Jetzt wollte der Geschäftsmann den zweiten Teil der Antwort ebenfalls wissen. Und sagte zu ihm, dass er bitte fortfahren solle.

„Aus dem Schlechten - der Stau - etwas Gutes für mich zu machen - meine Sichtweise - verhalf mir, den Neid und das Pechvogeldasein zu besiegen. Erst danach fand ich den Platz, damit sich der gesunde Gedanke in mir entfalten konnte.

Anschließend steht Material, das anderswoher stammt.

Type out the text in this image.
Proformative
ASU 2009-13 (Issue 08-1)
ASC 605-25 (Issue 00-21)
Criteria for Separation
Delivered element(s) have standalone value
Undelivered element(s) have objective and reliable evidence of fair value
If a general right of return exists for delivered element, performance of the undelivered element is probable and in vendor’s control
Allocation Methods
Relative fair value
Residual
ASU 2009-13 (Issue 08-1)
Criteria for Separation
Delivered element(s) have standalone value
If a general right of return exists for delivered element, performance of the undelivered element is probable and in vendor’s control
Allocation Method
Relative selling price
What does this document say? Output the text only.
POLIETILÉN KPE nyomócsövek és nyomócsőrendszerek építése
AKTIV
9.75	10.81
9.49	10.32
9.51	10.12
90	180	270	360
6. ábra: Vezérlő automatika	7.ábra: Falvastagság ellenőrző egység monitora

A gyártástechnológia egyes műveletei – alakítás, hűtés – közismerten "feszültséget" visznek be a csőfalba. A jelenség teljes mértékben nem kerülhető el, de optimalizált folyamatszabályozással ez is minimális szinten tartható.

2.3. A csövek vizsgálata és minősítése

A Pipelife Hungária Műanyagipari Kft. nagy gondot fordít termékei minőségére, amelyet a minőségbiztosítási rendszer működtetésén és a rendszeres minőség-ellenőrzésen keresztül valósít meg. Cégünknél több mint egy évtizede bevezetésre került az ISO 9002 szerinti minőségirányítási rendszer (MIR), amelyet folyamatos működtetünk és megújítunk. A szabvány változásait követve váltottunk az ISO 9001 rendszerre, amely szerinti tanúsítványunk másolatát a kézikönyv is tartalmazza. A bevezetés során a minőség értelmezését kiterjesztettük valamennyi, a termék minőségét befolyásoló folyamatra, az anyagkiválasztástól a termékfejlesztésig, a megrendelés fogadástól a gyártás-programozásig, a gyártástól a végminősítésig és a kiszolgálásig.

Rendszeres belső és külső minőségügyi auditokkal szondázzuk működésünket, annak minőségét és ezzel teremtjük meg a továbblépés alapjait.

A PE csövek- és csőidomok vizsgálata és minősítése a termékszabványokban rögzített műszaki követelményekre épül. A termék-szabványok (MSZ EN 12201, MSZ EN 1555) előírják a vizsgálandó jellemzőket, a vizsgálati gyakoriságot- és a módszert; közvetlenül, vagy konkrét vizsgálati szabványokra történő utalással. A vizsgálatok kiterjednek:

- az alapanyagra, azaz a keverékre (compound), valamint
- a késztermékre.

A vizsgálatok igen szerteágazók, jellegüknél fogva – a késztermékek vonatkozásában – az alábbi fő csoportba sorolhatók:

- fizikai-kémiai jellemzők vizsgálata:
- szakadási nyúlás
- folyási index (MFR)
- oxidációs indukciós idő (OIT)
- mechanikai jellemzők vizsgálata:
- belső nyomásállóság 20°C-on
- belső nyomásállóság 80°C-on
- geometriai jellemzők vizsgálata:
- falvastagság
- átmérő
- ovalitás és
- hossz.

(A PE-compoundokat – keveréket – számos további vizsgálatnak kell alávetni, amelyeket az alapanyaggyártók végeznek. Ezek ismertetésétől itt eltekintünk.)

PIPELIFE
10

Denn wissen sie, obwohl ich das Gefühl habe, in einer Zeit zu leben, die mir schnelllebig vorkommt und wir aneinander vorbeirasen, besonders ich als Taxifahrer, fühle ich mich in der Zeit gefangen, in der ich feststecke. Der Stau ist für mich, der Moment, in dem meine Welt in Bewegung gerät. Während dieser Zeit fühle ich mich lebendig. Alles ist klar, und die Welt wirkt einfach in meinen Augen, weil ich mich als einen von denen sehe. Ich kann in der Zeit Dinge erschaffen, habe Platz für meine Träume, und wenn ich will, ist das der Ort, wo ich alles sagen und fühlen kann, als während der ganzen anderen Zeit. Es ist der Moment, in dem wir uns alle im gleichen Rhythmus bewegen, obwohl wir stehen. Ich habe nicht das Gefühl, fremd auf dieser Welt zu sein, sondern dazuzugehören. Diese harmonische Verbindung führt zu meinem Lächeln. Und mit diesem Lächeln, lässt sich nicht nur der Stau leichter aushalten, sondern ich bekommen das Lächeln zurück. Sie brauchen nur in deren Gesichter zu schauen. Für mich ist es der Moment, in der die Ruhe eintritt, bevor wir uns alle wieder auf dem Weg der Wanderung machen, die ich die Gewohnheit des Lebens nenne. Und, wo meine Kampf von neuen beginnt.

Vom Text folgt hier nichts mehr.